Graphene (Gr) is a two-dimensional carbon material composed of single-layer sheets. It possesses excellent conductivity, good thermal and mechanical properties [10,11,12,13,14]. Furthermore, Gr nanosheets have a huge surface-to-volume ratio, which renders them as striking substrate materials when compounded with inorganic substances and conducting polymers for electrochemical sensing. However, electrical conductivity of graphene cannot be completely controlled because it has no bandgap. Furthermore, the aggregation of graphene during the fabrication can dramatically decrease the surface area and thereby lead to a significant decrease in the conductivity [15, 16].

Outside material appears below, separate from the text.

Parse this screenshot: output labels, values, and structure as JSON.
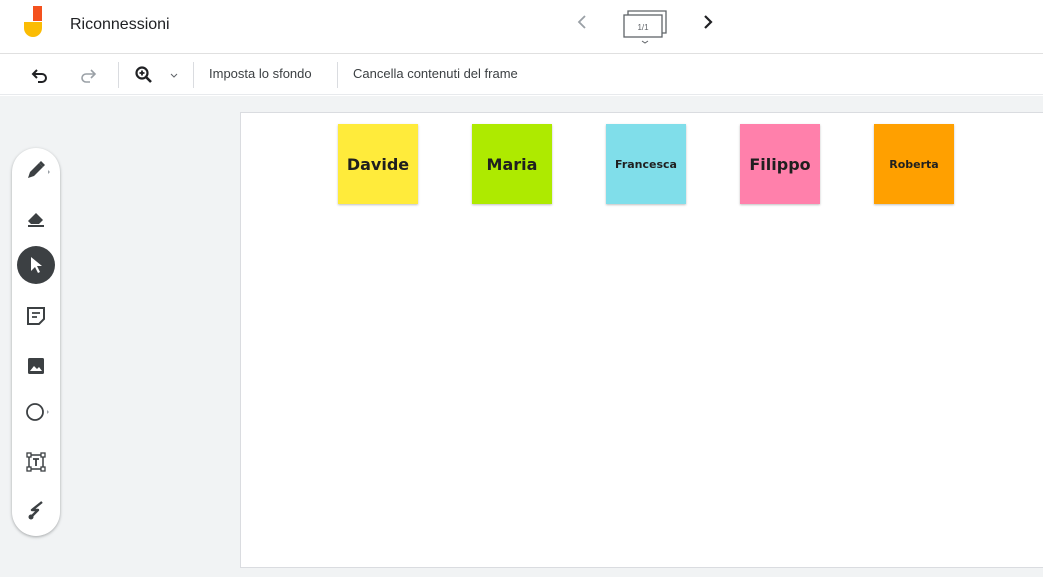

To overcome these limitations, heteroatom doping of B, F, P, N, and S atoms has been applied to enhance the dispersibility and electro-conductivity of graphene. The dopant atoms can tailor electronic band structure and the physicochemical property of graphene and lead to widespread potential applications [17, 18]. For example, N-doping can induce a negative charge with respect to the delocalized sp2-hybridized carbon framework, resulting in enhanced electron transfer ability as well as improved electrocatalytic activity [19]. While S-doping can change the electronic structure of Gr by means of affecting π electrons in the carbon lattice [20]. Moreover, co-doped Gr by two elements with different electronegativities can give rise to a unique electron distribution and then result in a synergistic effect [21].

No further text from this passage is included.